The good news is that the overall death rate for black people in the United States has declined about 25% in recent years.
The bad news is that, although blacks are living longer, a racial disparity remains: The life expectancy of blacks is still four years less than that of whites.
    Younger blacks are more likely to live with or die from conditions typically found in older whites, such as heart disease, stroke and diabetes, according to the report.
    The new report included health data and age-adjusted death rates for black and white Americans from 1999 to 2015. Additionally, age-specific data and death rates were examined.

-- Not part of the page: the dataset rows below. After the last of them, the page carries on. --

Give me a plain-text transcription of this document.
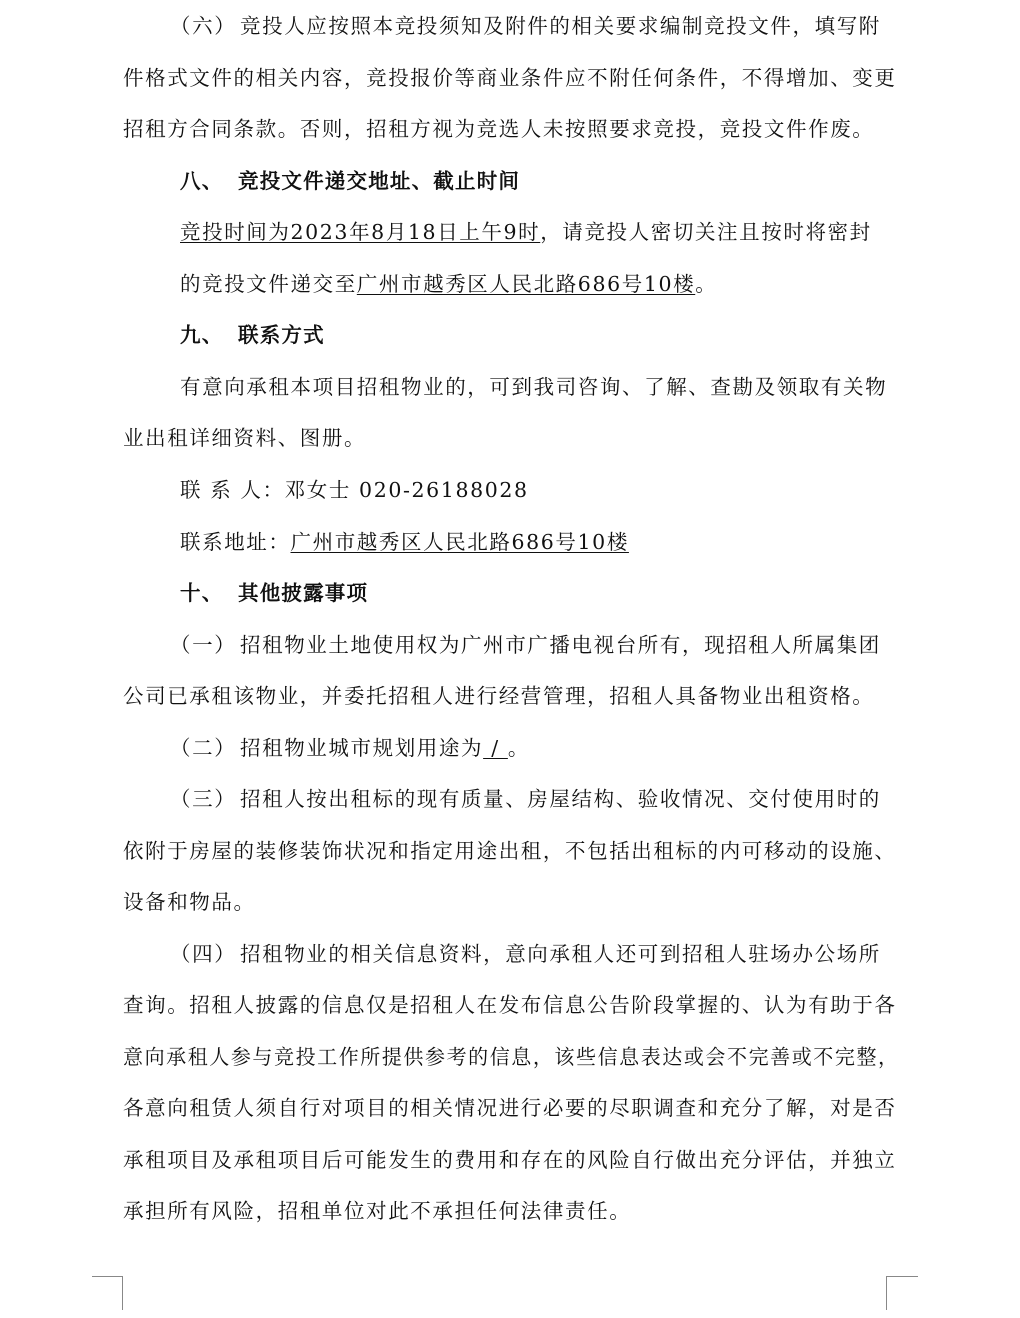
（六） 竞投人应按照本竞投须知及附件的相关要求编制竞投文件，填写附
件格式文件的相关内容，竞投报价等商业条件应不附任何条件，不得增加、变更
招租方合同条款。否则，招租方视为竞选人未按照要求竞投，竞投文件作废。
八、 竞投文件递交地址、截止时间
竞投时间为2023年8月18日上午9时，请竞投人密切关注且按时将密封
的竞投文件递交至广州市越秀区人民北路686号10楼。
九、 联系方式
有意向承租本项目招租物业的，可到我司咨询、了解、查勘及领取有关物
业出租详细资料、图册。
联 系 人：邓女士 020-26188028
联系地址：广州市越秀区人民北路686号10楼
十、 其他披露事项
（一） 招租物业土地使用权为广州市广播电视台所有，现招租人所属集团
公司已承租该物业，并委托招租人进行经营管理，招租人具备物业出租资格。
（二） 招租物业城市规划用途为 / 。
（三） 招租人按出租标的现有质量、房屋结构、验收情况、交付使用时的
依附于房屋的装修装饰状况和指定用途出租，不包括出租标的内可移动的设施、
设备和物品。
（四） 招租物业的相关信息资料，意向承租人还可到招租人驻场办公场所
查询。招租人披露的信息仅是招租人在发布信息公告阶段掌握的、认为有助于各
意向承租人参与竞投工作所提供参考的信息，该些信息表达或会不完善或不完整，
各意向租赁人须自行对项目的相关情况进行必要的尽职调查和充分了解，对是否
承租项目及承租项目后可能发生的费用和存在的风险自行做出充分评估，并独立
承担所有风险，招租单位对此不承担任何法律责任。
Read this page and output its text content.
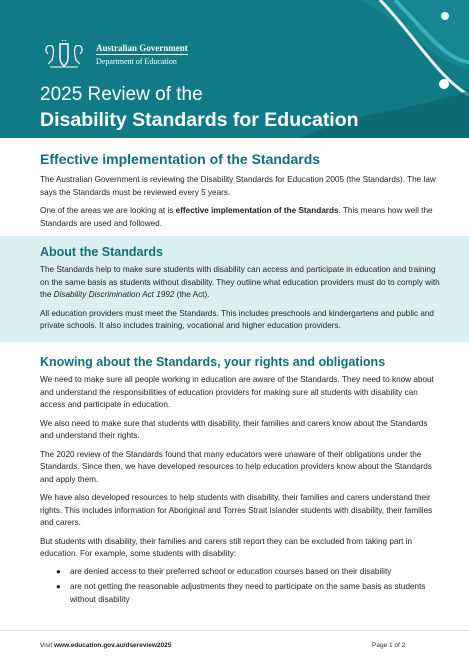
Australian Government
Department of Education
2025 Review of the
Disability Standards for Education
Effective implementation of the Standards

The Australian Government is reviewing the Disability Standards for Education 2005 (the Standards). The law says the Standards must be reviewed every 5 years.

One of the areas we are looking at is effective implementation of the Standards. This means how well the Standards are used and followed.

About the Standards

The Standards help to make sure students with disability can access and participate in education and training on the same basis as students without disability. They outline what education providers must do to comply with the Disability Discrimination Act 1992 (the Act).

All education providers must meet the Standards. This includes preschools and kindergartens and public and private schools. It also includes training, vocational and higher education providers.

Knowing about the Standards, your rights and obligations

We need to make sure all people working in education are aware of the Standards. They need to know about and understand the responsibilities of education providers for making sure all students with disability can access and participate in education.

We also need to make sure that students with disability, their families and carers know about the Standards and understand their rights.

The 2020 review of the Standards found that many educators were unaware of their obligations under the Standards. Since then, we have developed resources to help education providers know about the Standards and apply them.

We have also developed resources to help students with disability, their families and carers understand their rights. This includes information for Aboriginal and Torres Strait Islander students with disability, their families and carers.

But students with disability, their families and carers still report they can be excluded from taking part in education. For example, some students with disability:

● are denied access to their preferred school or education courses based on their disability
● are not getting the reasonable adjustments they need to participate on the same basis as students without disability
Visit www.education.gov.au/dsereview2025	Page 1 of 2
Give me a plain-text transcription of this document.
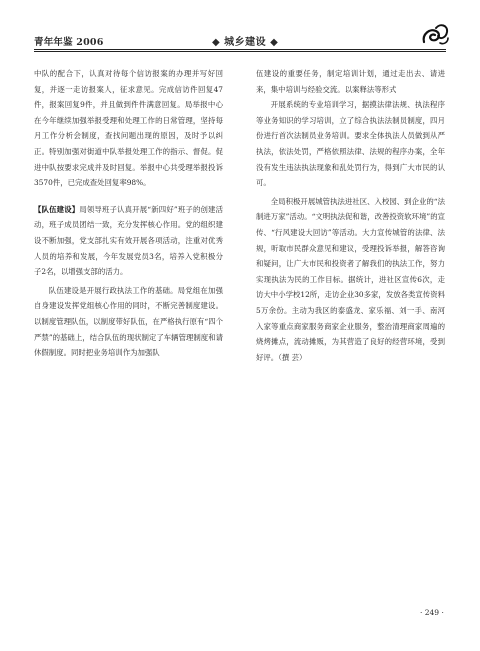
青年年鉴 2006	◆ 城乡建设 ◆

中队的配合下，认真对待每个信访报案的办理并写好回复，并逐一走访报案人，征求意见。完成信访件回复47件，报案回复9件，并且做到件件满意回复。局举报中心在今年继续加强举报受理和处理工作的日常管理，坚持每月工作分析会制度，查找问题出现的原因，及时予以纠正。特别加强对街道中队举报处理工作的指示、督促。促进中队按要求完成并及时回复。举报中心共受理举报投诉3570件，已完成查处回复率98%。

【队伍建设】局领导班子认真开展“新四好”班子的创建活动，班子成员团结一致，充分发挥核心作用。党的组织建设不断加强，党支部扎实有效开展各项活动，注重对优秀人员的培养和发展，今年发展党员3名，培养入党积极分子2名，以增强支部的活力。

队伍建设是开展行政执法工作的基础。局党组在加强自身建设发挥党组核心作用的同时，不断完善制度建设。以制度管理队伍，以制度带好队伍，在严格执行原有“四个严禁”的基础上，结合队伍的现状制定了车辆管理制度和请休假制度。同时把业务培训作为加强队

伍建设的重要任务，制定培训计划，通过走出去、请进来，集中培训与经验交流。以案释法等形式

开展系统的专业培训学习，据摸法律法规、执法程序等业务知识的学习培训，立了综合执法法制员制度，四月份进行首次法制员业务培训。要求全体执法人员做到从严执法，依法处罚，严格依照法律、法规的程序办案，全年没有发生违法执法现象和乱处罚行为，得到广大市民的认可。

全局积极开展城管执法进社区、入校园、到企业的“法制进万家”活动。“文明执法促和谐，改善投资软环境”的宣传、“行风建设大回访”等活动。大力宣传城管的法律、法规，听取市民群众意见和建议，受理投诉举报，解答咨询和疑问，让广大市民和投资者了解我们的执法工作，努力实现执法为民的工作目标。据统计，进社区宣传6次，走访大中小学校12所，走访企业30多家，发放各类宣传资料5万余份。主动为我区的泰盛龙、家乐福、刘一手、南河入家等重点商家服务商家企业服务，整治清理商家周遍的烧烤摊点，流动摊贩，为其营造了良好的经营环境，受到好评。（撰 芸）

· 249 ·
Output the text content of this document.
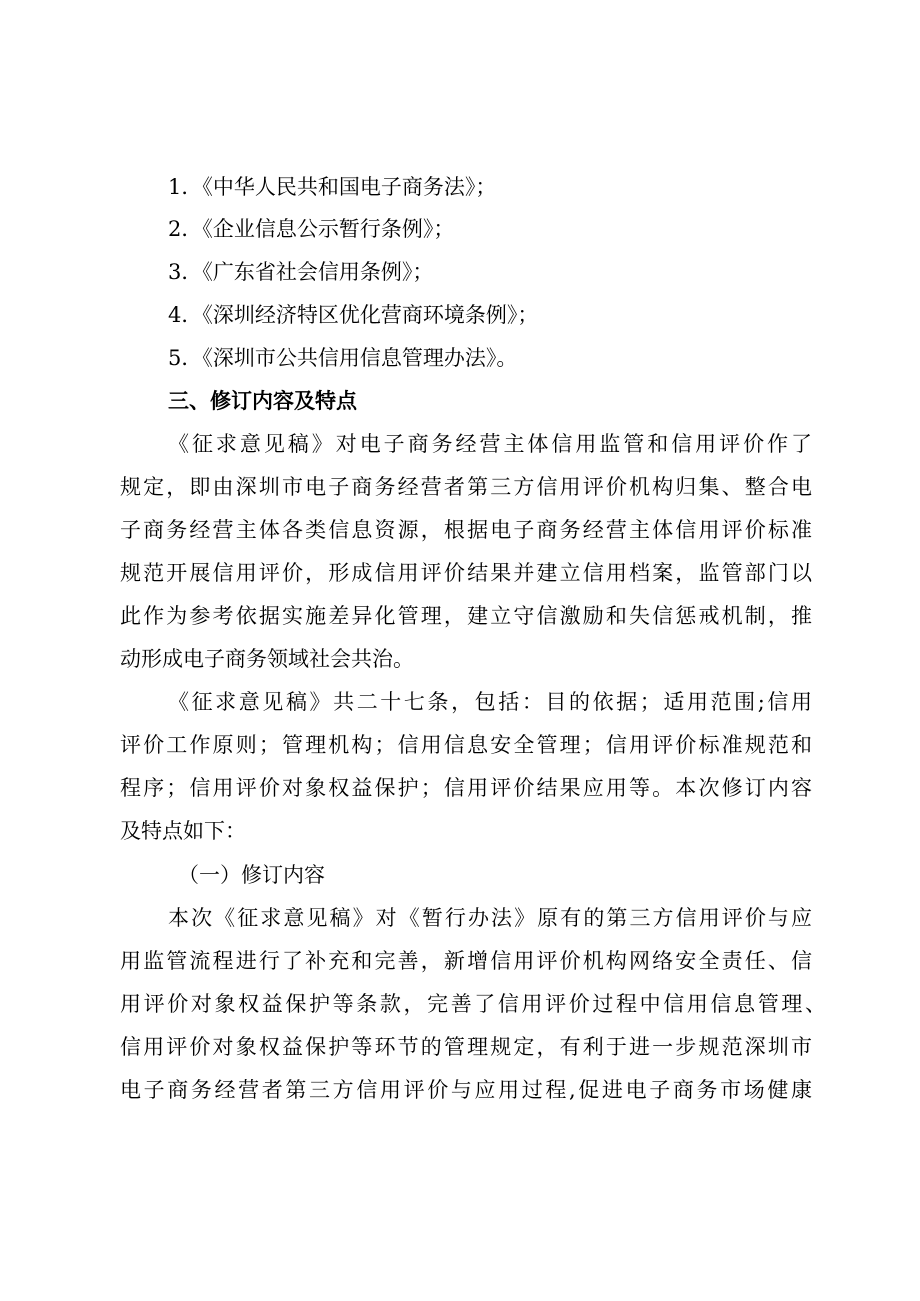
1．《中华人民共和国电子商务法》；
2．《企业信息公示暂行条例》；
3．《广东省社会信用条例》；
4．《深圳经济特区优化营商环境条例》；
5．《深圳市公共信用信息管理办法》。
三、修订内容及特点
《征求意见稿》对电子商务经营主体信用监管和信用评价作了
规定，即由深圳市电子商务经营者第三方信用评价机构归集、整合电
子商务经营主体各类信息资源，根据电子商务经营主体信用评价标准
规范开展信用评价，形成信用评价结果并建立信用档案，监管部门以
此作为参考依据实施差异化管理，建立守信激励和失信惩戒机制，推
动形成电子商务领域社会共治。
《征求意见稿》共二十七条，包括：目的依据；适用范围;信用
评价工作原则；管理机构；信用信息安全管理；信用评价标准规范和
程序；信用评价对象权益保护；信用评价结果应用等。本次修订内容
及特点如下：
（一）修订内容
本次《征求意见稿》对《暂行办法》原有的第三方信用评价与应
用监管流程进行了补充和完善，新增信用评价机构网络安全责任、信
用评价对象权益保护等条款，完善了信用评价过程中信用信息管理、
信用评价对象权益保护等环节的管理规定，有利于进一步规范深圳市
电子商务经营者第三方信用评价与应用过程,促进电子商务市场健康
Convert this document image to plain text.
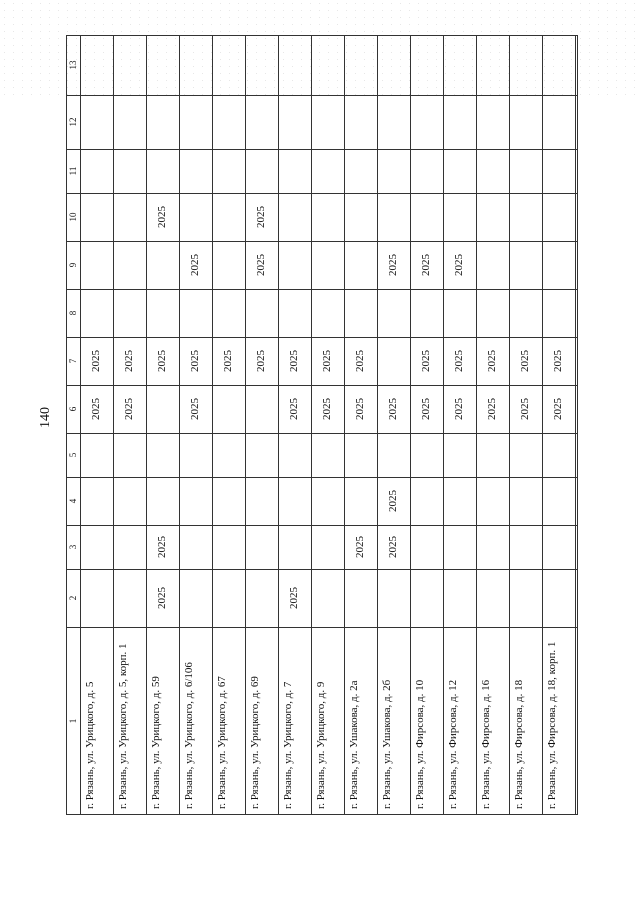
140
г. Рязань, ул. Урицкого, д. 5
2025
2025
г. Рязань, ул. Урицкого, д. 5, корп. 1
2025
2025
г. Рязань, ул. Урицкого, д. 59
2025
2025
2025
2025
г. Рязань, ул. Урицкого, д. 6/106
2025
2025
2025
г. Рязань, ул. Урицкого, д. 67
2025
г. Рязань, ул. Урицкого, д. 69
2025
2025
2025
г. Рязань, ул. Урицкого, д. 7
2025
2025
2025
г. Рязань, ул. Урицкого, д. 9
2025
2025
г. Рязань, ул. Ушакова, д. 2а
2025
2025
2025
г. Рязань, ул. Ушакова, д. 2б
2025
2025
2025
2025
г. Рязань, ул. Фирсова, д. 10
2025
2025
2025
г. Рязань, ул. Фирсова, д. 12
2025
2025
2025
г. Рязань, ул. Фирсова, д. 16
2025
2025
г. Рязань, ул. Фирсова, д. 18
2025
2025
г. Рязань, ул. Фирсова, д. 18, корп. 1
2025
2025
1
2
3
4
5
6
7
8
9
10
11
12
13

The data were analyzed for age-specific trends among four adult age groups: 18 to 34, 35 to 49, 50 to 64 and 65 and older.
    The data came from the US Census Bureau, the National Vital Statistics System and the CDC's Behavioral Risk Factor Surveillance System.
    The data showed that from 1999 to 2015, death rates decreased significantly in both black and white populations, and the racial disparity in death rates between the two populations fell from 33% in 1999 to 16% in 2015.